Geometric Considerations in Hot Jupiter Magnetic Drag Models

TL;DR

This paper investigates how including vertical and meridional magnetic drag, beyond just zonal drag, affects atmospheric flow models of hot Jupiters, revealing that these additional forces can significantly alter flow patterns.

Contribution

It introduces a more comprehensive magnetic drag model for hot Jupiter atmospheres, accounting for vertical and meridional components, improving upon previous zonal-only models.

Findings

Meridional and vertical drag limit polar flows in hot atmospheres.

Ignoring meridional currents underestimates equatorial drag.

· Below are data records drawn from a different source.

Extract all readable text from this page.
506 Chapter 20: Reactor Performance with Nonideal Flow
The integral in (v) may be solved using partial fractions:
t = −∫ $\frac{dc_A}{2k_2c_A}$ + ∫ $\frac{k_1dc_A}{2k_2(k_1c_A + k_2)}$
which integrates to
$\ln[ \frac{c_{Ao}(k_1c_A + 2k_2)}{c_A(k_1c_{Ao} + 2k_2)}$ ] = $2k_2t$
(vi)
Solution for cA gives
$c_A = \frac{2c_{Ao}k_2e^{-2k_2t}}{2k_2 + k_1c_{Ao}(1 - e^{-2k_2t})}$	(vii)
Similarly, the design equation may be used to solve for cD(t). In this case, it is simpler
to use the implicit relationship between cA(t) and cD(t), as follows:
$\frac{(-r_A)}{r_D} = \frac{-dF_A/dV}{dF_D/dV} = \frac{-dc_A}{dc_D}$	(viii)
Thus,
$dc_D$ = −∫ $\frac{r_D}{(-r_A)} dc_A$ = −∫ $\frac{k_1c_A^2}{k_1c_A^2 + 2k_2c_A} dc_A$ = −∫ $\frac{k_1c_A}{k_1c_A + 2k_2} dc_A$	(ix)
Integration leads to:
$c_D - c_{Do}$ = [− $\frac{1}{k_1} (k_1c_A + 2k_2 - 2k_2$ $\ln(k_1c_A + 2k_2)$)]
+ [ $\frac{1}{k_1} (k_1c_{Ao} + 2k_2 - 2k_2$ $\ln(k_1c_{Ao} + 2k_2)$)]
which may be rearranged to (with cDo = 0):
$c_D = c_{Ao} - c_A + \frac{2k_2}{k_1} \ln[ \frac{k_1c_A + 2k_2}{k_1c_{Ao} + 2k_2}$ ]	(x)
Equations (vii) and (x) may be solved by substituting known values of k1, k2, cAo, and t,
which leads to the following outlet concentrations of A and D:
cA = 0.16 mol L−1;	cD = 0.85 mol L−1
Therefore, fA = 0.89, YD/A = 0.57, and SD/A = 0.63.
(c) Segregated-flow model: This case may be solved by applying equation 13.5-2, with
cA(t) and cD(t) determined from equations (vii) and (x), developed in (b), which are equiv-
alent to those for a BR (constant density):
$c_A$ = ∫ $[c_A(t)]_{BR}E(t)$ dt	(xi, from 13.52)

Including full drag components alters atmospheric flow predictions.

Abstract

Magnetic fields are expected to impact the atmospheric dynamics of hot and ultra-hot Jupiters due to their increased ionization fractions, compared to that of cooler exoplanets, but our ability to model these magnetic processes is limited by the different coupling regimes between the day and night sides of the planets. One common approach is to approximate the magnetic interactions as a drag acting on the atmosphere. In this work, we examine, within the context of this drag approximation, the impact of including vertical and meridional drag, in addition to zonal drag, from a background dipole magnetic field on the flows in hot Jupiter atmospheres as well as a relaxation of the assumption of solely meridional currents and demonstrate that the inclusion of meridional and vertical drag can limit flows over the poles in hotter atmospheres, something not seen in models that only consider zonal drag, and the assumption of only meridional currents results in an underestimation of the equatorial drag in all cases examined.